The pigeons gathered en mass to watch the last person in Middle City disappear- the person in question believing it was a holy object, the sacrificed chin of a deity, and that all who looked at it enough would become deity’s themselves, and so they were dressed in simple holy robes, grey and tattered and hanging to the floor in preparation for their own holiness to enter them, stepping into the temporal time of The Chin with complete faith in what they believed- and the sheer quantity of them made it so they were like a moving blanket of grey and purple covering the cold-not-at-all nearby buildings and benches and walls, covering too the gathered Troop who didn’t move as they landed.

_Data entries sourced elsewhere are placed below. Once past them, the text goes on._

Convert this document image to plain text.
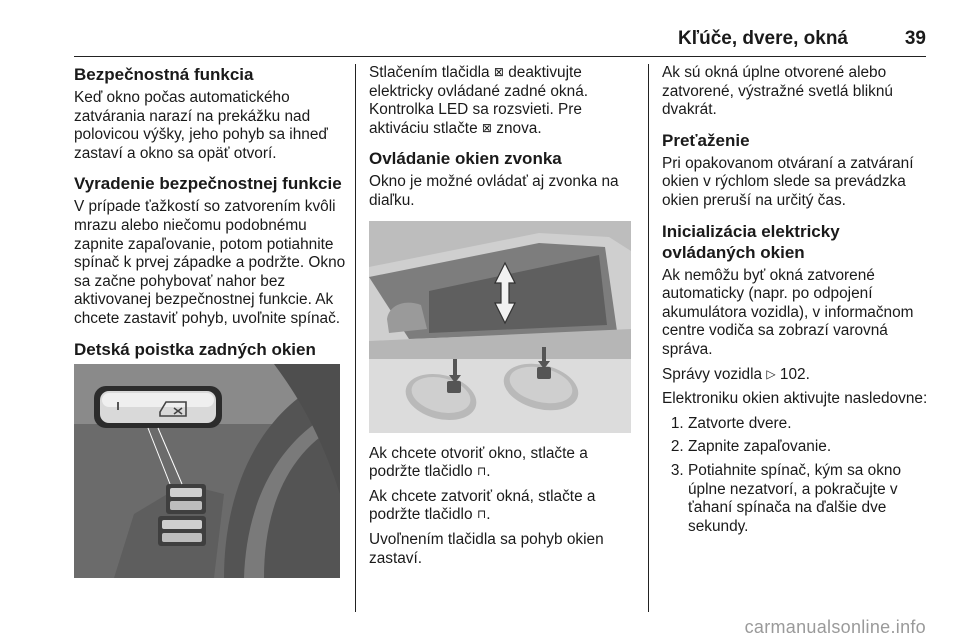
Kľúče, dvere, okná	39
Bezpečnostná funkcia

Keď okno počas automatického zatvárania narazí na prekážku nad polovicou výšky, jeho pohyb sa ihneď zastaví a okno sa opäť otvorí.

Vyradenie bezpečnostnej funkcie

V prípade ťažkostí so zatvorením kvôli mrazu alebo niečomu podobnému zapnite zapaľovanie, potom potiahnite spínač k prvej západke a podržte. Okno sa začne pohybovať nahor bez aktivovanej bezpečnostnej funkcie. Ak chcete zastaviť pohyb, uvoľnite spínač.

Detská poistka zadných okien

Stlačením tlačidla ⊠ deaktivujte elektricky ovládané zadné okná. Kontrolka LED sa rozsvieti. Pre aktiváciu stlačte ⊠ znova.

Ovládanie okien zvonka

Okno je možné ovládať aj zvonka na diaľku.

Ak chcete otvoriť okno, stlačte a podržte tlačidlo ⊓.

Ak chcete zatvoriť okná, stlačte a podržte tlačidlo ⊓.

Uvoľnením tlačidla sa pohyb okien zastaví.

Ak sú okná úplne otvorené alebo zatvorené, výstražné svetlá bliknú dvakrát.

Preťaženie

Pri opakovanom otváraní a zatváraní okien v rýchlom slede sa prevádzka okien preruší na určitý čas.

Inicializácia elektricky ovládaných okien

Ak nemôžu byť okná zatvorené automaticky (napr. po odpojení akumulátora vozidla), v informačnom centre vodiča sa zobrazí varovná správa.

Správy vozidla ▷ 102.

Elektroniku okien aktivujte nasledovne:

1. Zatvorte dvere.
2. Zapnite zapaľovanie.
3. Potiahnite spínač, kým sa okno úplne nezatvorí, a pokračujte v ťahaní spínača na ďalšie dve sekundy.
carmanualsonline.info
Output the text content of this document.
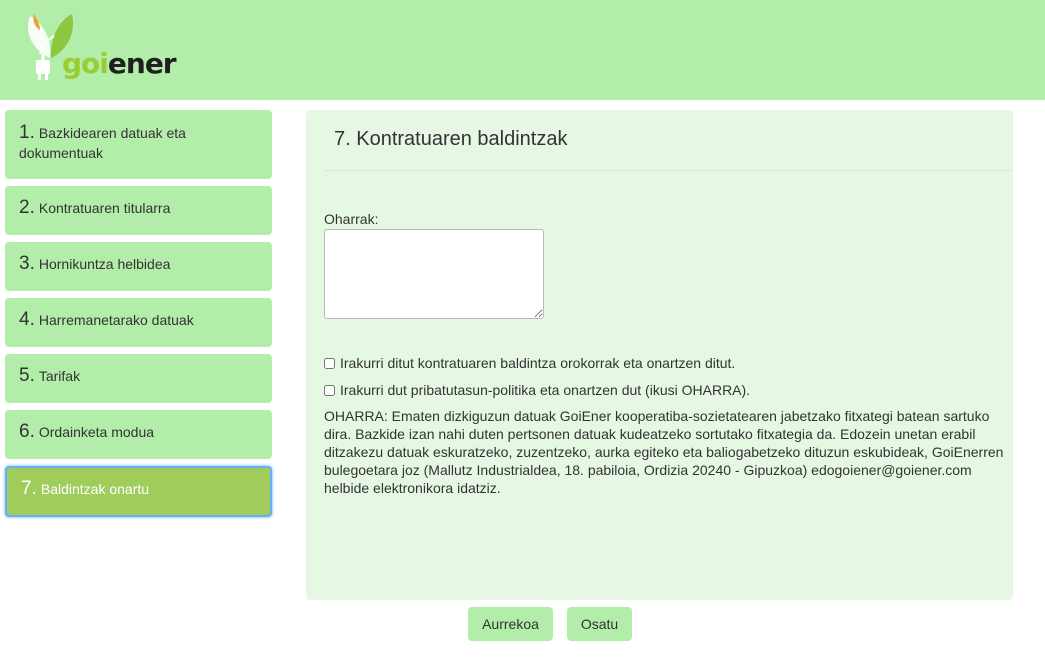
goiener
1. Bazkidearen datuak eta dokumentuak
2. Kontratuaren titularra
3. Hornikuntza helbidea
4. Harremanetarako datuak
5. Tarifak
6. Ordainketa modua
7. Baldintzak onartu
7. Kontratuaren baldintzak
Oharrak:
Irakurri ditut kontratuaren baldintza orokorrak eta onartzen ditut.
Irakurri dut pribatutasun-politika eta onartzen dut (ikusi OHARRA).

OHARRA: Ematen dizkiguzun datuak GoiEner kooperatiba-sozietatearen jabetzako fitxategi batean sartuko dira. Bazkide izan nahi duten pertsonen datuak kudeatzeko sortutako fitxategia da. Edozein unetan erabil ditzakezu datuak eskuratzeko, zuzentzeko, aurka egiteko eta baliogabetzeko dituzun eskubideak, GoiEnerren bulegoetara joz (Mallutz Industrialdea, 18. pabiloia, Ordizia 20240 - Gipuzkoa) edogoiener@goiener.com helbide elektronikora idatziz.

Aurrekoa	Osatu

A stray feather lying on the ground nearby to the doorway of the workshop lay just as still as a grandfather clock missing its grandfather as the last of the city’s populace went away and, for the brief second following the vanishing, absolutely everything was as still as that, as still as a statue stuck in ice and waiting to be thawed, as still as the eyelash blown far from the eye it’d been a part of all its life and trapped, trapped, trapped, under a solid stone, never to be seen again, that brief second of stillness being the briefest of the brief and the movement that followed lasting a whole while more, The Troup, discarding their chairs, letting them fall away behind them, walking themselves into the workshop and, with no fanfare, lifting The Chin again, carrying it out of there and, with a whistle to summon the camels from the stables they’d been housed, then out of the city, a parade again with no music besides hoofbeat until they got to the city borders and a very real music began a rump-pump-pumping, a broad blast leading them with its notes in the direction of the next city to receive the honour of The Chin, the sound of them fading away from Middle City, their presence fading too, the place their noise and presence had taken up being filled in as if with childish hands not wanting to ever stay within the lines by the blanket fluttering around, cooing the night away.